Carlo Sobral of Paste gave the episode a 9.3 out of 10 rating and wrote "This season more than ever, Shameless has moved along at a brisk pace. The show achieves so much in each episode, and "Liver, I Hardly Know Her" might be season four's best example of that." Sobral gave praise towards Emmy Rossum and Jeremy Allen White's performance, writing "[White and Rossum] have always had great brother/sister chemistry, and that was on full display again here when Lip picked Fiona up at the gas station and drove her home." Sobral also spoke highly of Joan Cusack's portrayal as Sheila, writing "Cusack has maybe her best performance of the season here, generating a lot of laughs." Rosie Narasaki of Hollywood.com wrote "Shameless being Shameless, it's not all coming up roses: even in the midst of their reconciliation, Lip's taking her straight to the police station, and the end of the episode finds Fiona face-to-face with her probation officer."

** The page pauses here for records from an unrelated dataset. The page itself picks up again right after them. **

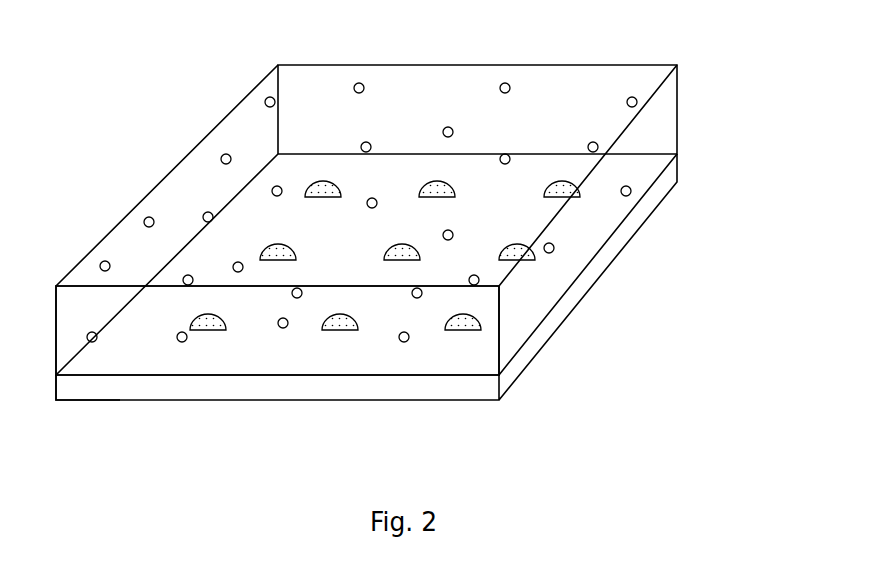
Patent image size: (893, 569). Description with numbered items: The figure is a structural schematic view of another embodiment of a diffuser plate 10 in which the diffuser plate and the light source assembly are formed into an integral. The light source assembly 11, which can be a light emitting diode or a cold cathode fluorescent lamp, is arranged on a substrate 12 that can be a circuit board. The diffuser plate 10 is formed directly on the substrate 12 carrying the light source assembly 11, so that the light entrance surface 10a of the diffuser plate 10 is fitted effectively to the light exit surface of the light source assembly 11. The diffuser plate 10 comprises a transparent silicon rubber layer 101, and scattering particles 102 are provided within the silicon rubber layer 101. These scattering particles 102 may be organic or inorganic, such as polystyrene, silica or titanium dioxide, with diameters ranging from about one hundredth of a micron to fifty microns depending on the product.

The diffuser plate 10 is at (620, 352).
The light entrance surface 10a is at (76, 377).
The silicon rubber layer 101 is at (501, 302).
The scattering particles 102 is at (552, 254).
The light source assembly 11 is at (342, 335).
The substrate 12 is at (188, 382).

David Crow of Den of Geek gave the episode a 3.5 star rating out of 5 and wrote, "Overall, it was a solid episode that felt like things are finally looking up. Fiona truly bottomed out this week, and Frank won't die. While one will be in jail and the other in surgery during the penultimate episode next week, things could have honestly gone much worse for either of them." Crow also gave particular praise towards the performances of Steve Howey and Shanola Hampton, portraying Kevin and Veronica respectively: "These two are absolutely fantastic as the reliable comic relief." Leigh Raines of TV Fanatic gave the episode a 4.5 star rating out of 5, and wrote, "After everything Fiona's been through, it was only a matter of time before she had a breakdown. [The episode] had all of the Gallagher siblings looking for her in fear that she had pulled a Frank."

===Accolades===
For the episode, Joan Cusack received a nomination for Outstanding Guest Actress in a Comedy Series at the 66th Primetime Emmy Awards. She would lose to Uzo Aduba for Orange Is the New Black.